In a branching process every individual has probability $p_{k}$ of producing exactly $k$ offspring, $k=0,1, \ldots$, and the individuals of each generation produce offspring independently of each other and of individuals in preceding generations. Let $X_{n}$ represent the size of the $n$th generation. Assume that $X_{0}=1$ and $p_{0}>0$ and let $F_{n}(s)$ be the generating function of $X_{n}$. Thus

$$F_{1}(s)=\mathbb{E} s^{X_{1}}=\sum_{k=0}^{\infty} p_{k} s^{k},|s| \leqslant 1$$

(a) Prove that

$$F_{n+1}(s)=F_{n}\left(F_{1}(s)\right)$$

(b) State a result in terms of $F_{1}(s)$ about the probability of eventual extinction. [No proofs are required.]

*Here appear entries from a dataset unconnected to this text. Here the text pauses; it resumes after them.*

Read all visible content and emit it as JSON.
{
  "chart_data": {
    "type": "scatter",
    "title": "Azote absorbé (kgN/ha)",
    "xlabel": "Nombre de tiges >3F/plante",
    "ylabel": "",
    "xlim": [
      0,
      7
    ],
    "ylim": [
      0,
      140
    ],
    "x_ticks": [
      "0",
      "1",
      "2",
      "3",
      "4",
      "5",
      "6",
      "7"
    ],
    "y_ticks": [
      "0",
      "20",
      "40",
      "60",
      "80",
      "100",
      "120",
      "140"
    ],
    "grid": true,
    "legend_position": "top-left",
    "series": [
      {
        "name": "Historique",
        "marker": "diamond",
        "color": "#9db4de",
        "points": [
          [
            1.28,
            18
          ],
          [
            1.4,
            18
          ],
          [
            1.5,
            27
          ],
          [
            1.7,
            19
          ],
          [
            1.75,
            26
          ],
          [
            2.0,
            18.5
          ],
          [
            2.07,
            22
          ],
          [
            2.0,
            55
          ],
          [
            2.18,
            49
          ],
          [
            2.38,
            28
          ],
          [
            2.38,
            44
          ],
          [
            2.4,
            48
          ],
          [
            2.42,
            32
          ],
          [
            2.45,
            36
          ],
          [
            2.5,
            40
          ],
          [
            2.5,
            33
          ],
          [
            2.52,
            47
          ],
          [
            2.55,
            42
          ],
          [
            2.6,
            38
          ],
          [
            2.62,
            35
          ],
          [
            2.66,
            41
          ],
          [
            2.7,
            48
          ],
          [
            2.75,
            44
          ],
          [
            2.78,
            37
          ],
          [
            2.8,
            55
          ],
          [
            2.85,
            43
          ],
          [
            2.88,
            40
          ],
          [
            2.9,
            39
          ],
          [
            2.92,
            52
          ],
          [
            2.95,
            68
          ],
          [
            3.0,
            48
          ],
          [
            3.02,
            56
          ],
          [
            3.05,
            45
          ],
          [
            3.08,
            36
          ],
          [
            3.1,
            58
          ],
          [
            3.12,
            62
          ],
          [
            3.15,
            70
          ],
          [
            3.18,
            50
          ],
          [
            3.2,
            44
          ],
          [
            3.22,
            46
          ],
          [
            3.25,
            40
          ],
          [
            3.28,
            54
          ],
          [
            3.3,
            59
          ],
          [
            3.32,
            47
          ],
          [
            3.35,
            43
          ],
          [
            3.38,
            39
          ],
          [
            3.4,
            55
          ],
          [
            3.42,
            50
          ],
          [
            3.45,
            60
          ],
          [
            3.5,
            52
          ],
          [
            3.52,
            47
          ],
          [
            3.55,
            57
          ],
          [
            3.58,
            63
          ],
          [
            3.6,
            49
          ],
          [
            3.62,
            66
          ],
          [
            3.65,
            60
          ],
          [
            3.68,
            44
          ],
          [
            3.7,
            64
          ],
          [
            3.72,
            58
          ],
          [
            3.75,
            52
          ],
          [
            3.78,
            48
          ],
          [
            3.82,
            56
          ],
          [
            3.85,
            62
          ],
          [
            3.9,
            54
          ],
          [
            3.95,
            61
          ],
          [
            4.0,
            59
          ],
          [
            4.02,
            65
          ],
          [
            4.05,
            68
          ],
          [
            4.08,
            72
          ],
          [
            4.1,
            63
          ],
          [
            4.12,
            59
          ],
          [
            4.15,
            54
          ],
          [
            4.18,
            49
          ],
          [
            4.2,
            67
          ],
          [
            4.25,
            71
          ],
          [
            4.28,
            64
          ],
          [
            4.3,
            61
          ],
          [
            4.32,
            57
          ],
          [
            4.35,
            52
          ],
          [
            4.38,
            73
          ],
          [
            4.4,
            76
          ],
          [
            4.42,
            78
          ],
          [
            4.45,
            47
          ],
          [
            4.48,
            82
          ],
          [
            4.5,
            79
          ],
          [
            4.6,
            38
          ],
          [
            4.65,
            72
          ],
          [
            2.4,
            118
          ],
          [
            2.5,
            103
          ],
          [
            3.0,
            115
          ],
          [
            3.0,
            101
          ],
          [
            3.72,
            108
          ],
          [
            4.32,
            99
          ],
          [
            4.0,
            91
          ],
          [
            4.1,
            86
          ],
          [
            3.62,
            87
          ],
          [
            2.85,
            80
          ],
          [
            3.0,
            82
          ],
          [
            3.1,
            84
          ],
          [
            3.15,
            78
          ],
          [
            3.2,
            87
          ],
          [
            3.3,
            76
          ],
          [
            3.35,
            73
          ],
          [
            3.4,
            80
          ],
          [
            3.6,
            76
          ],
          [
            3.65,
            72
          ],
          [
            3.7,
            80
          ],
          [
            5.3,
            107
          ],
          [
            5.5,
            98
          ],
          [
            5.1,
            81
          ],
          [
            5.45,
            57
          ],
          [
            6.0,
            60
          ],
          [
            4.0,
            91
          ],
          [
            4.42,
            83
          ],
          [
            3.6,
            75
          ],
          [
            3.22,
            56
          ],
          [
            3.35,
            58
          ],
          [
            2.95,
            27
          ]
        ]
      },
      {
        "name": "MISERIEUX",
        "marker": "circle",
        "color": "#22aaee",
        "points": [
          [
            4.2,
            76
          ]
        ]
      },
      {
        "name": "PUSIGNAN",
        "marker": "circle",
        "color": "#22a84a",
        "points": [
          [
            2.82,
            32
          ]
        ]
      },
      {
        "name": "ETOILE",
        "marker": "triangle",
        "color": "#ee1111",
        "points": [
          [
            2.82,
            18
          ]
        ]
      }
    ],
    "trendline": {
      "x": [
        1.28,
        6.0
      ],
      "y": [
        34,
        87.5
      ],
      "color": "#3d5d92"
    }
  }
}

(c) Suppose the probability that an individual leaves $k$ descendants in the next generation is $p_{k}=1 / 2^{k+1}$, for $k \geqslant 0$. Show from the result you state in (b) that extinction is certain. Prove further that in this case

$$F_{n}(s)=\frac{n-(n-1) s}{(n+1)-n s}, \quad n \geqslant 1$$

and deduce the probability that the $n$th generation is empty.